Yeah, I know those two sentences sounded wrong. I mean, who doesn't love the weekend and days off of work? But I never found working at the café to be the type of tiring grind where it weighs down on you like a piece of sopping wet cloth. At the end of the day, I come down from a high that the café and our customers lift me to.
I'd be a liar if I said my desire to ride that high was the reason I wanted to go into work today, though.

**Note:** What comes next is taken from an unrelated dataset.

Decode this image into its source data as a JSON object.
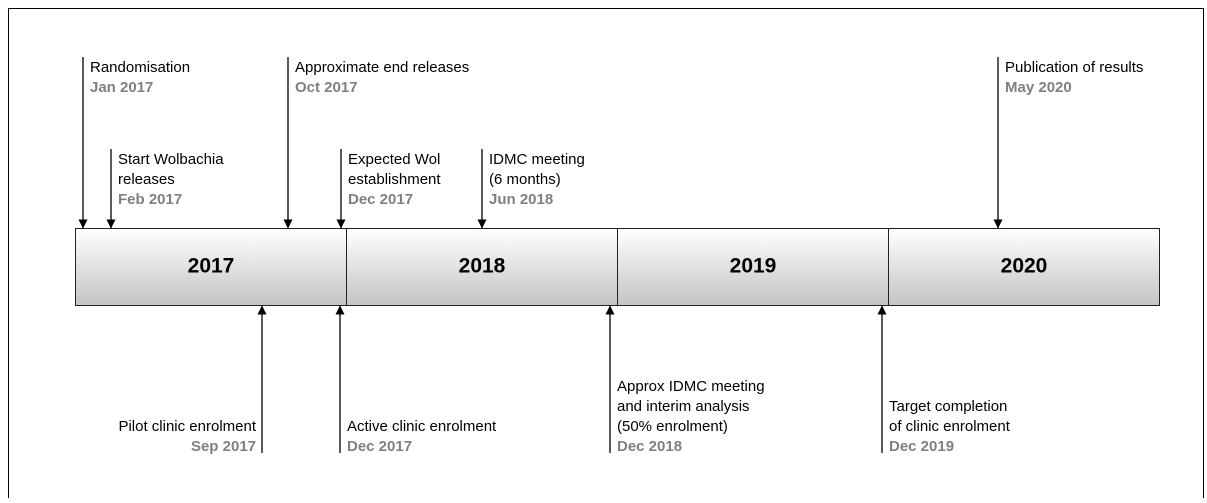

My arm reached towards my bedside table, accidentally swiping a tissue box to the floor as I felt around for the crumpled napkin. All last night I was replaying the moment Chris and I locked eyes for the first time in years. I kept sorting through all the different possibilities in my head. What were the odds he would come back to the café and claim he remembered me? Would he approach me at school? Has he seen me at school? I've seen him this whole time, but I had no idea if he's seen me at all. And what if he didn't recognize me – Darcy – and all I am to him is "that girl with the braid?"
A brief knock broke me from my thoughts, and I instinctively shoved the napkin under my pillow as the door creaked open.

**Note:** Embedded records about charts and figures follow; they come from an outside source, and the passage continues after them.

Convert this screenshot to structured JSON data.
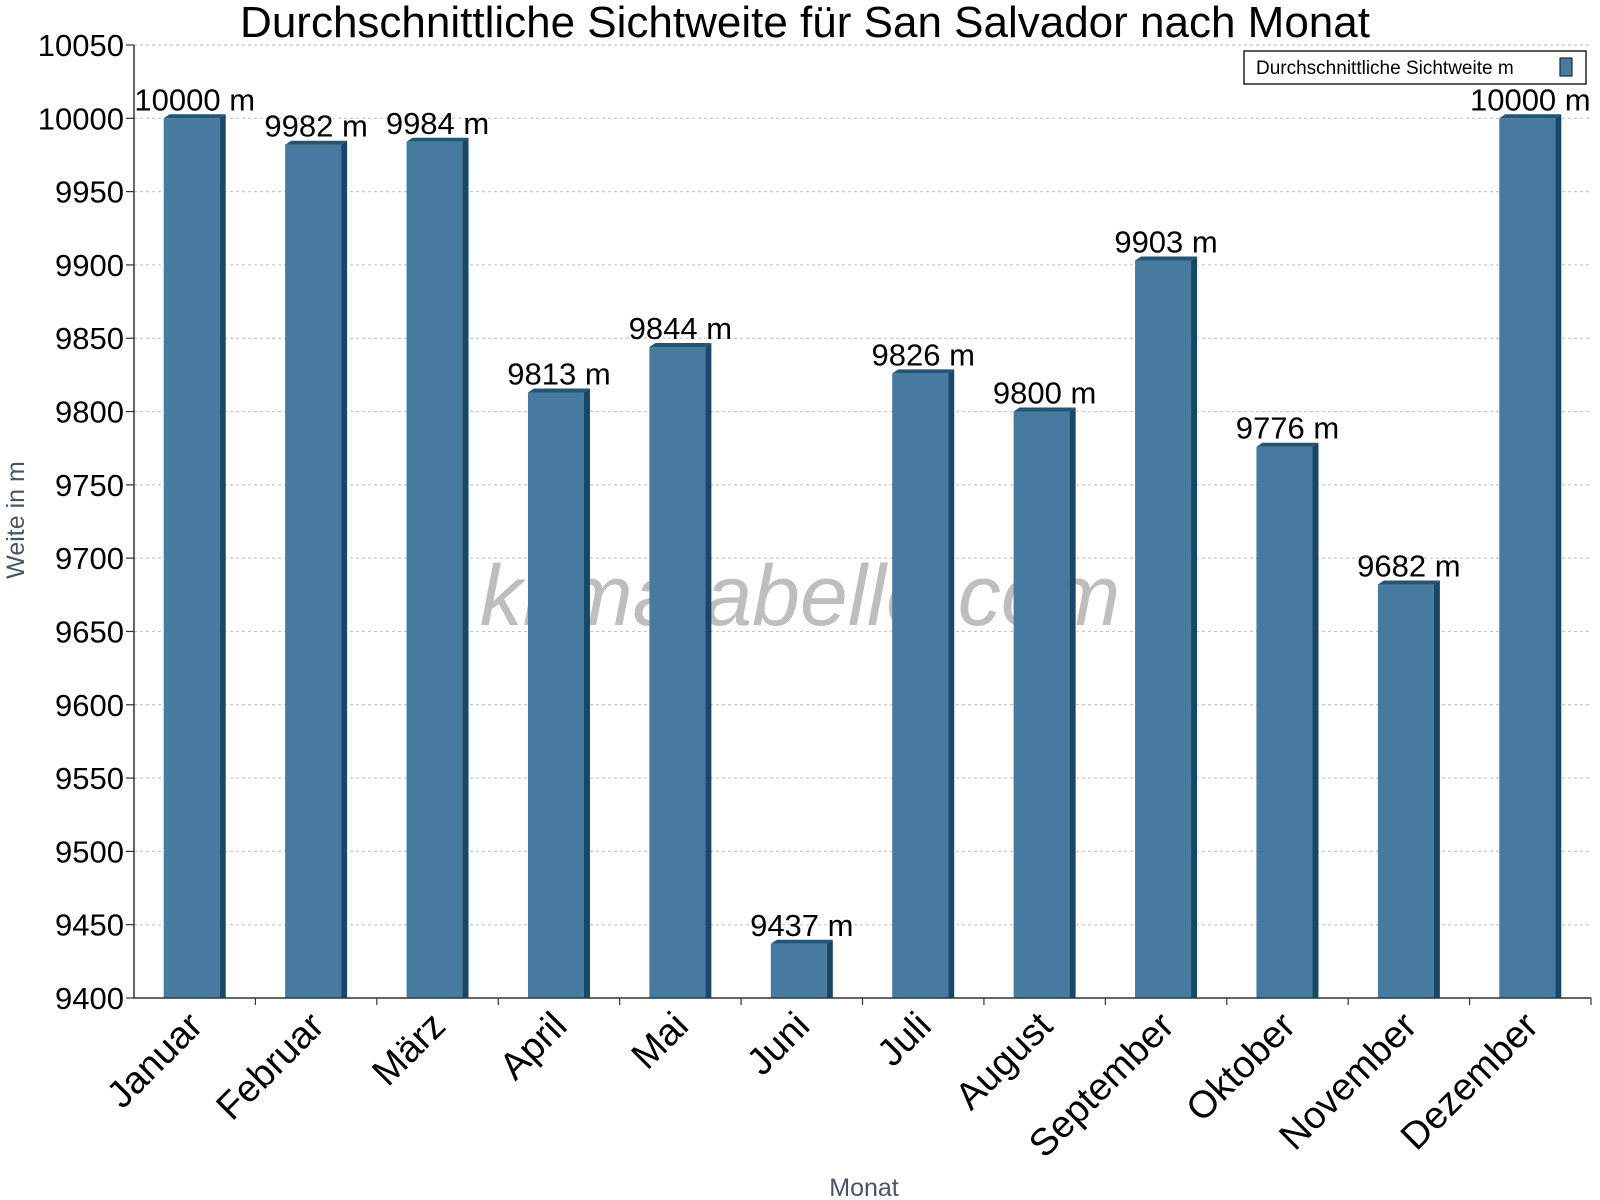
{
  "watermark": "klimatabelle.com",
  "colors": {
    "bar_face": "#467a9e",
    "bar_top": "#1f5679",
    "bar_side": "#17486a",
    "grid": "#c8c8c8",
    "axis": "#333333"
  },
  "chart_data": {
    "type": "bar",
    "title": "Durchschnittliche Sichtweite für San Salvador nach Monat",
    "xlabel": "Monat",
    "ylabel": "Weite in m",
    "ylim": [
      9400,
      10050
    ],
    "y_ticks": [
      9400,
      9450,
      9500,
      9550,
      9600,
      9650,
      9700,
      9750,
      9800,
      9850,
      9900,
      9950,
      10000,
      10050
    ],
    "grid": true,
    "legend_position": "top-right",
    "categories": [
      "Januar",
      "Februar",
      "März",
      "April",
      "Mai",
      "Juni",
      "Juli",
      "August",
      "September",
      "Oktober",
      "November",
      "Dezember"
    ],
    "series": [
      {
        "name": "Durchschnittliche Sichtweite m",
        "values": [
          10000,
          9982,
          9984,
          9813,
          9844,
          9437,
          9826,
          9800,
          9903,
          9776,
          9682,
          10000
        ],
        "labels": [
          "10000 m",
          "9982 m",
          "9984 m",
          "9813 m",
          "9844 m",
          "9437 m",
          "9826 m",
          "9800 m",
          "9903 m",
          "9776 m",
          "9682 m",
          "10000 m"
        ]
      }
    ]
  }
}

"You awake, honey?" asked Papa, opening the door wider when he saw that I indeed was awake.
I nodded in reply, wrapping myself in my blanket. I scooted and patted the spot next to me, saying, "I was wondering when you'd come knocking."
Him and the mattress beneath us groaned as he sat. "Now I'll tell you, Darce" – he wagged his finger towards the window, almost as if he was chastising Mother Nature – "this damn thunder really makes me mad when it wakes me up."